Comme toujours sous la plume au poil de Franpi Barriaux un bel article sur le CD Plumes et poils d'Un Drame Musical Instantané reformé pour l'occasion. Trente ans que je n'avais pas enregistré avec Francis Gorgé et toujours autant de plaisir et de complicité, comme avec le poète Dominique Meens... C'est dans Citizen Jazz !

Il y a presque 30 ans, l’écrivain et poète Dominique Meens faisait paraître Ornithologie du promeneur, qui observait les oiseaux. Dans un article de Libération, à l’occasion de cette sortie, Meens suggérait : « L’ornithologue explique l’oiseau à l’homme, j’explique l’homme aux oiseaux » ; dans « Alors Voilà » et ses cloches de montagne qui inventent une vallée à l’oreille des auditeurs, entre piaillements de petits oiseaux et autres nappes narratives, le poète nous parle d’un corbeau des sommets et de son sens du rythme. La mise en scène est l’œuvre de Jean-Jacques Birgé et de Francis Gorgé, deux compères qui ont le sens de l’image. Mais la fresque n’est pas que naturaliste, et les quinze titres de Plumes et Poils permettent d’autres ambiances à l’image d’« instantanés » et de son approche plus abstraite, morcelée, où les oiseaux sont de passage.
Il y a trente ans, Un Drame Musical Instantané (UDMI) se séparait. On a pu bénéficier, depuis, de nombreuses rééditions, mais après la mort de Bernard Vitet, indéfectible dernière arête du triangle, on pensait que le mythique orchestre avait la destinée des ptérodactyles, définitivement éteints malgré la fascination qu’ils continuent d’exercer. C’était compter sans l’envie qu’avaient Birgé et Gorgé de se retrouver réunis, que l’on peut goûter dans « Piquets », construction typique de l’UDMI, entre sons électroniques agissant comme un psychotrope actif et générateur d’images, profusion des instruments et soudaines explosions de guitare. Vitet manque, bien sûr, mais on pourrait parfois l’entendre flotter, au moins dans les souvenirs. Voire dans la performance de Dominique Meens qui habite ses textes avec une théâtralité que le trompettiste n’aurait pas reniée. Notamment la crudité sardonique de la scène de chasse de « Sus Scofra ».
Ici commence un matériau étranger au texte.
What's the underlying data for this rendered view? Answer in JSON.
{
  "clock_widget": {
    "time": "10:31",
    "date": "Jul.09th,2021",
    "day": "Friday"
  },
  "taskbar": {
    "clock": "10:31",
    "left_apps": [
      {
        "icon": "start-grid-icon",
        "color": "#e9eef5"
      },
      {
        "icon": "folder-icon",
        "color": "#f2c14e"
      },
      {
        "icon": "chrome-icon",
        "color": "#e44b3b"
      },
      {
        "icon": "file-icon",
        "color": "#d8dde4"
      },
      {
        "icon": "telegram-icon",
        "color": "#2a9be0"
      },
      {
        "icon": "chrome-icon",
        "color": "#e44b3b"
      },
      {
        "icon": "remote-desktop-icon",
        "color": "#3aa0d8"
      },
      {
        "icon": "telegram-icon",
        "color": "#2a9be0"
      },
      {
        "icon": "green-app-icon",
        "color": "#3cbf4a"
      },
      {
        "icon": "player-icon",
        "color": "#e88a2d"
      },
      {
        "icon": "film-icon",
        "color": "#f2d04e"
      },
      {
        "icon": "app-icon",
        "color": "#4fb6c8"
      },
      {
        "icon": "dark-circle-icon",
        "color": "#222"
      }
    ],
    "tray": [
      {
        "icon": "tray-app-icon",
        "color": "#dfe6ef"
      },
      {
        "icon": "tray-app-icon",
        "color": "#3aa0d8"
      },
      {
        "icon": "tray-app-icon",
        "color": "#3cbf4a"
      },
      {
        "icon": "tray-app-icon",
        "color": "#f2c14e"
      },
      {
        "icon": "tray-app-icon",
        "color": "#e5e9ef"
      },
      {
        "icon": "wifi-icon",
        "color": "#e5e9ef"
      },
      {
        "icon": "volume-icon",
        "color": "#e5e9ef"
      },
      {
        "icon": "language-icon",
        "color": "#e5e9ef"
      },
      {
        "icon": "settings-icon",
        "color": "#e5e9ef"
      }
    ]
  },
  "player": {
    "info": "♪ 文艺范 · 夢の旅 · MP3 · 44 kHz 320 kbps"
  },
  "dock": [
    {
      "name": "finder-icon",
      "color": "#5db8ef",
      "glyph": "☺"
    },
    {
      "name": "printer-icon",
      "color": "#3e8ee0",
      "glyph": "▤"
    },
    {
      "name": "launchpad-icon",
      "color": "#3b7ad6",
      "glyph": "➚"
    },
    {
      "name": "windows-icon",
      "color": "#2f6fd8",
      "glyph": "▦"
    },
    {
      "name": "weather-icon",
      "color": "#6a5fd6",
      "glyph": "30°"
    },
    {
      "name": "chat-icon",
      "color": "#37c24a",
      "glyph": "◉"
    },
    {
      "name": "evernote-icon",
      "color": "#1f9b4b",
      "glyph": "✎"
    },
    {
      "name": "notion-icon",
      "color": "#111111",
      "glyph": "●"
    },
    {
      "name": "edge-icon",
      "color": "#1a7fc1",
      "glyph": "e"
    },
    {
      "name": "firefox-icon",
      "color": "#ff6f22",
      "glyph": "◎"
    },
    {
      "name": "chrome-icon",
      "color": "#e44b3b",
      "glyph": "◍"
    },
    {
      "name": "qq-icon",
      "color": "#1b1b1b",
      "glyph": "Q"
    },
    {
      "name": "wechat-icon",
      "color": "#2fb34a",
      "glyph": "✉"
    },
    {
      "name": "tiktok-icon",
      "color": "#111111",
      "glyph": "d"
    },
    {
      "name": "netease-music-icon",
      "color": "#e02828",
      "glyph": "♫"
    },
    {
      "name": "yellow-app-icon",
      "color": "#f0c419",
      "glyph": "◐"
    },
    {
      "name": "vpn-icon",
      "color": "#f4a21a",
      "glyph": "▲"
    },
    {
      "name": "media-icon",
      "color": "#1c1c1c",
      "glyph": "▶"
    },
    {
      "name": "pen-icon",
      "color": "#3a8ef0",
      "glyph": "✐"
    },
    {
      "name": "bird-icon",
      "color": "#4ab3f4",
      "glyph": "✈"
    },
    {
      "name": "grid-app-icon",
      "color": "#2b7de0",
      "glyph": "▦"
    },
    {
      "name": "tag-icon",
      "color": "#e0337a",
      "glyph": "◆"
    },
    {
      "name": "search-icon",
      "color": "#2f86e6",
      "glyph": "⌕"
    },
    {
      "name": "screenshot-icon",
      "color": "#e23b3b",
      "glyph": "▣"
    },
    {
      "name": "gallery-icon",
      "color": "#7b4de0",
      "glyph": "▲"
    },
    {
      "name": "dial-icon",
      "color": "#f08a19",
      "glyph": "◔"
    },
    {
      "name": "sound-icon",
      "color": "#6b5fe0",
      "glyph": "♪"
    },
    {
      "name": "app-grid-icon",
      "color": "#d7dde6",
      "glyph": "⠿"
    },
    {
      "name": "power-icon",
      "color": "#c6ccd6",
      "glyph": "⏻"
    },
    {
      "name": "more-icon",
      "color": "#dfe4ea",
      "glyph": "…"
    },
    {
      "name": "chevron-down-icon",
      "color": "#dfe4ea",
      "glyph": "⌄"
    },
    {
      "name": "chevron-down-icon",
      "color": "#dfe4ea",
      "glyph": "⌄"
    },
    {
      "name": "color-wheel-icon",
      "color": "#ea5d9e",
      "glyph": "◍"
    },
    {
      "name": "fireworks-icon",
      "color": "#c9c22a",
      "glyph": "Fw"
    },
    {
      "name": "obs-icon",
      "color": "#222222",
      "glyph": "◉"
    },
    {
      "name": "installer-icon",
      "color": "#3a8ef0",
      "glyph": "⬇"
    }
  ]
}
Dominique Meens ne remplace pas Bernard Vitet dans UDMI. Personne ne remplace Vitet. Mais le poète connaît bien l’univers du groupe : il a travaillé avec ses membres dès les années 70, et Plumes et Poils est l’occasion de faire revivre une parole et un univers toujours aussi singulier. On observe le monde qui tourne avec le disque, et les oiseaux et les mammifères qui le peuplent semblent l’observer avec nous, comme dans un miroir vaguement déformant ou inquiétant (« Hirondelle »). Le travail de Jean-Jacques Birgé sur le futur et l’apocalypse climatique est aussi passé par là. L’évaporation des oiseaux est un drame. L’extinction de masse est un drame. Plumes et Poils est un drame musical instantané : la possibilité divergente de mettre un peu de poésie et d’inattendu dans l’inéluctable processus.